In the public square, we should also be aiming, ultimately, to bring glory to God; however, our impact is often more indirect and less on a relational, personal basis. In this case, our defense cannot rest solely on the morality or immorality of a particular behavior (there are plenty of behaviors we believe are wrong, but for which we don’t seek state-enforced regulation or punishment). Rather, we need a persuasive argument for why that behavior should be (or should not be) officially recognized or regulated by the government. It’s no secret that there is significant disagreement within the church about how to engage same-sex marriage and other issues in the civil realm—and, in a way, that tension will always exist as we work out what it means to be “in but not of” the world.
Not Mutually Exclusive
Although the moral and civil questions about same-sex marriage are two separate issues in one sense, how one answers the moral question does, obviously, influence what one thinks about the civil question. Despite postmodern efforts to erode the idea that our civil laws are founded on an absolute, God-given moral law (think: removing the Ten Commandments from courtrooms), ultimately, we must have some basis for determining what is legally permitted or banned (even if that basis is the shifting sand of preference/what feels right). And it is because of this inevitable entanglement of the moral/religious and the civil realms that it can be so difficult (though I don’t think impossible) to find common ground with nonbelievers on an issue like same-sex marriage.

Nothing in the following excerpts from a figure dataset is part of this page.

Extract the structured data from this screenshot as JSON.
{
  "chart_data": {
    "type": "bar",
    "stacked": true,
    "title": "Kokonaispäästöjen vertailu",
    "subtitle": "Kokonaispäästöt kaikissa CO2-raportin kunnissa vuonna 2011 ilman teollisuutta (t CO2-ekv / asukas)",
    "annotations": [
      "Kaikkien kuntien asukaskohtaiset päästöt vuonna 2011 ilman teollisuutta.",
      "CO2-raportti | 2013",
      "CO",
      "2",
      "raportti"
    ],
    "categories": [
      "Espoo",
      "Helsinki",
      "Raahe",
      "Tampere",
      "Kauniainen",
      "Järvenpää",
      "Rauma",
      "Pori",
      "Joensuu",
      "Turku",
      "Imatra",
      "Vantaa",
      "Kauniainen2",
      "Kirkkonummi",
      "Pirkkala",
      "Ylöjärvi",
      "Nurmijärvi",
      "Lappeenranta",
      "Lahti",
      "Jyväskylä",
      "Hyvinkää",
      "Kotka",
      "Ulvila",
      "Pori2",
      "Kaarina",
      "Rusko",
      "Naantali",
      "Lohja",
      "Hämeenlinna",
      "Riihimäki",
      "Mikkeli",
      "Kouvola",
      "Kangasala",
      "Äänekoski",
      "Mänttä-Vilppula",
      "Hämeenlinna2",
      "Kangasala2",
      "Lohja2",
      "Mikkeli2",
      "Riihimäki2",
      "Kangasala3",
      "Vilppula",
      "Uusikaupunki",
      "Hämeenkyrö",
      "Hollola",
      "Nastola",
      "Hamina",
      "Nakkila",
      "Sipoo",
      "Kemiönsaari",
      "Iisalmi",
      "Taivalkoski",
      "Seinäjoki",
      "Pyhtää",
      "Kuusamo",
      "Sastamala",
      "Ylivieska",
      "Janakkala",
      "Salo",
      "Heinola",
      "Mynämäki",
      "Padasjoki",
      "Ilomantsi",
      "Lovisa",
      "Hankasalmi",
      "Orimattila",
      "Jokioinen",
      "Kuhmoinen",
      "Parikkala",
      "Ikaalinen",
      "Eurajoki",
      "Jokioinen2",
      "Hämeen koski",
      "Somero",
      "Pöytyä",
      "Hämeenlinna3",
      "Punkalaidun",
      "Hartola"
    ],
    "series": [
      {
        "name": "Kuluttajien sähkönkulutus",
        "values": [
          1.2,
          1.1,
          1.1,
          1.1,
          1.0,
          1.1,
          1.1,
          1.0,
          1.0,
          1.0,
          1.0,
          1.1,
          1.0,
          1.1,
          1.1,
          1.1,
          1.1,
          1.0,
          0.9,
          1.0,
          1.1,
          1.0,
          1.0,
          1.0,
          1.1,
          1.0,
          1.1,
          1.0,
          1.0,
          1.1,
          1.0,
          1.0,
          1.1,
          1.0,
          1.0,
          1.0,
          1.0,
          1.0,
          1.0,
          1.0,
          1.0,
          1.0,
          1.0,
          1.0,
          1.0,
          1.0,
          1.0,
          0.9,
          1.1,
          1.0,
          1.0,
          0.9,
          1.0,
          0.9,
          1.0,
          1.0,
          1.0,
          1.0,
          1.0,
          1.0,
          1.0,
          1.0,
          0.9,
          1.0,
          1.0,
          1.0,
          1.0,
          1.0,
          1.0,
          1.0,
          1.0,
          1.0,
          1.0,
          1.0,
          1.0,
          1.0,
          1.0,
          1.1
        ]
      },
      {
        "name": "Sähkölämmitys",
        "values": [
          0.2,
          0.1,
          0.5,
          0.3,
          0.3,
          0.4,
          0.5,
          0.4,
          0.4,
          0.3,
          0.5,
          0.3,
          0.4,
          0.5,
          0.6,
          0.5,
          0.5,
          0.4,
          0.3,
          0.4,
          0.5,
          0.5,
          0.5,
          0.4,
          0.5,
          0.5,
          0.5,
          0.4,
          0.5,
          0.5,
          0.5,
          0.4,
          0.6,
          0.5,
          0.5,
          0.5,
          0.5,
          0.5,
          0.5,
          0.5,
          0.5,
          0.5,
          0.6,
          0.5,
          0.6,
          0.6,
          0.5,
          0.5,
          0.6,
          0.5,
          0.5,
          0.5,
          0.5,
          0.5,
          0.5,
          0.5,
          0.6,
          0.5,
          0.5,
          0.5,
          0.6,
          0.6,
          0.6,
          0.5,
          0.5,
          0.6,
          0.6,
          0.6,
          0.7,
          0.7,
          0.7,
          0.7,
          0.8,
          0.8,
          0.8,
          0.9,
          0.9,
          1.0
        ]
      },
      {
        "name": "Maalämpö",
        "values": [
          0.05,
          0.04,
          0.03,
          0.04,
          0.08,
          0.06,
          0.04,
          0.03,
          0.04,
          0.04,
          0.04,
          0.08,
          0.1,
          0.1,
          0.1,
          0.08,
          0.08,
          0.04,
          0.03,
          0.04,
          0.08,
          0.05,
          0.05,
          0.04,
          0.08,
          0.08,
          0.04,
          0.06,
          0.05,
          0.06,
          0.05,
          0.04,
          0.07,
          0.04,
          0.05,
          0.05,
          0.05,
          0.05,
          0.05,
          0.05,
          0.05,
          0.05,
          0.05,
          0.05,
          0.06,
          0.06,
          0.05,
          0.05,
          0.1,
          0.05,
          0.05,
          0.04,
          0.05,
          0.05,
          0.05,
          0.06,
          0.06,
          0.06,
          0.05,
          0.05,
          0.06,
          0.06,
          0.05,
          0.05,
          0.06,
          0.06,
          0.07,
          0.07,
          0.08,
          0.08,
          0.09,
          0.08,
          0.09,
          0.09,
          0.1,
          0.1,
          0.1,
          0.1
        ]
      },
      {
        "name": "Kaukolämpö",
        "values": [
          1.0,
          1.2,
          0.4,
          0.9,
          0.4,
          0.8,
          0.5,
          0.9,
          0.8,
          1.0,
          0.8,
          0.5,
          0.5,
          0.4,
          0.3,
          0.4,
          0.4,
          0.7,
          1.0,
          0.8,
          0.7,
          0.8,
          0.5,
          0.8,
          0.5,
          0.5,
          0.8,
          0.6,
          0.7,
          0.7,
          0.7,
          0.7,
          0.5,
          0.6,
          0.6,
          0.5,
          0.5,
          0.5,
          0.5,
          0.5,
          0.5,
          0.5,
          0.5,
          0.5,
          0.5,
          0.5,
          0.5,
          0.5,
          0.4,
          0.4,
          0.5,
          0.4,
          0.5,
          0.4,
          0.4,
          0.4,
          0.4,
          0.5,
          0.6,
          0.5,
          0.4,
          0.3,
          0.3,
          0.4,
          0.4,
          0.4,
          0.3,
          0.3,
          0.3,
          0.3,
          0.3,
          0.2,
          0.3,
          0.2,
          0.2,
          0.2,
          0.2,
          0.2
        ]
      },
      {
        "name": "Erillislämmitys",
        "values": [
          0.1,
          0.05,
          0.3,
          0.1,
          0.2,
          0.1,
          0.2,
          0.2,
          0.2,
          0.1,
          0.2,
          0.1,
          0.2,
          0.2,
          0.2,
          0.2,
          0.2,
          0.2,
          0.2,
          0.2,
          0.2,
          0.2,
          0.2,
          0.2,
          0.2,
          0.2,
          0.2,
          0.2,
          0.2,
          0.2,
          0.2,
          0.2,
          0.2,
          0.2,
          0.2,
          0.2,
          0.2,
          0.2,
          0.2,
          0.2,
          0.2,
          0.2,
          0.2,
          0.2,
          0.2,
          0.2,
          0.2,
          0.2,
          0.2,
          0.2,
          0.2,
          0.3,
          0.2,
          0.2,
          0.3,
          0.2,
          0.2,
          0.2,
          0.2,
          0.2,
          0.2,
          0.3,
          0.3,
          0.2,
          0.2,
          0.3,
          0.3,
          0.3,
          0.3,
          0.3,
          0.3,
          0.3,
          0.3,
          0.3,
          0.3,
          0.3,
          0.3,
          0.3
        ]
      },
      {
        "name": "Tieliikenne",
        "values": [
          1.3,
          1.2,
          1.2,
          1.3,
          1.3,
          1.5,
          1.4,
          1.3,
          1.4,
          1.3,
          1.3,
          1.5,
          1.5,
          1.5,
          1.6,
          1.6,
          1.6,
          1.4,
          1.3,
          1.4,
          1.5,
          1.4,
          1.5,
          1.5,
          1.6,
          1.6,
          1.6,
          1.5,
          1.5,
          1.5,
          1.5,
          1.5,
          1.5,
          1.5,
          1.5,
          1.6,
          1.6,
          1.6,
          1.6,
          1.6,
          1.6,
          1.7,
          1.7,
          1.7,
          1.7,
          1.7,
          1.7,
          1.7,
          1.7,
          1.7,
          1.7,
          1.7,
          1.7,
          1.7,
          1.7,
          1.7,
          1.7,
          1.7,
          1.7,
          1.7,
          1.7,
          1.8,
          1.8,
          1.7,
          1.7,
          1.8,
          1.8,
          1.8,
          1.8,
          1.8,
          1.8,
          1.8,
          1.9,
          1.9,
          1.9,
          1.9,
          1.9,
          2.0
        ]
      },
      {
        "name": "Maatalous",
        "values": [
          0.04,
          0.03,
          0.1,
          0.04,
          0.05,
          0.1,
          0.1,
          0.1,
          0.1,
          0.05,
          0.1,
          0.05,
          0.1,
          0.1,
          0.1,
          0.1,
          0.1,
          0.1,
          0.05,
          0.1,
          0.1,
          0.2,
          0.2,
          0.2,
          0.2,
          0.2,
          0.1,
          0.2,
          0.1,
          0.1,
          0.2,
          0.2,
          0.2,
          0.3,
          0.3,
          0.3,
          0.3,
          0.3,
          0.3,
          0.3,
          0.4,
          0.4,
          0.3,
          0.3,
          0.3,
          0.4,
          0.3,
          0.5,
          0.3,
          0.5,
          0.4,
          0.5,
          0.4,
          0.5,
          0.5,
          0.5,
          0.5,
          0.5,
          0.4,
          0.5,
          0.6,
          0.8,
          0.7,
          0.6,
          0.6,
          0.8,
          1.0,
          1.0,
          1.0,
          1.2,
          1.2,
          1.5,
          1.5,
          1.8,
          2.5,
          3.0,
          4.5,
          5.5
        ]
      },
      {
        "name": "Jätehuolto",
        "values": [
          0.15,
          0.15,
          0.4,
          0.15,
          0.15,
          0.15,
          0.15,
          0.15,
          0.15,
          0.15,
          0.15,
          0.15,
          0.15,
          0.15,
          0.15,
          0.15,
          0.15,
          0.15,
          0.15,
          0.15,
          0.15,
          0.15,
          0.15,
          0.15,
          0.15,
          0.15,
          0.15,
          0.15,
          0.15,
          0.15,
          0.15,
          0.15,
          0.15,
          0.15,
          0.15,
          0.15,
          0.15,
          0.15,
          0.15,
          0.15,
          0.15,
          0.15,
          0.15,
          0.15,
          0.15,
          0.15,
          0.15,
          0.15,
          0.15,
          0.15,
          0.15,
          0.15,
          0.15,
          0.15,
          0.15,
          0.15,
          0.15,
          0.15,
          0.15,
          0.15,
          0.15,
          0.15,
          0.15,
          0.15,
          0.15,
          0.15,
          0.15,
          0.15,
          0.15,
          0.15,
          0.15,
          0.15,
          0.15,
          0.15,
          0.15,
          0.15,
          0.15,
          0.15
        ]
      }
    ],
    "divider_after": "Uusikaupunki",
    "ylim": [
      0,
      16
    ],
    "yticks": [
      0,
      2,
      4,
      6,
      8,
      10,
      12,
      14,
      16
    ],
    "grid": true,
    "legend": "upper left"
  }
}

In the next few days, we’ll continue to discuss how to handle the issue of same-sex marriage—first within the church and then in the public square. I hope you’ll chime in with your own thoughts as we go.
I leave you with a question today: Whatever you believe about same-sex marriage and homosexual behavior, how did you come to have those beliefs—what shaped them? Was it your feelings and personal experiences, the influence/teaching of others, your own reasoning based on what you’ve seen and observed, God’s Word … or a combination of factors?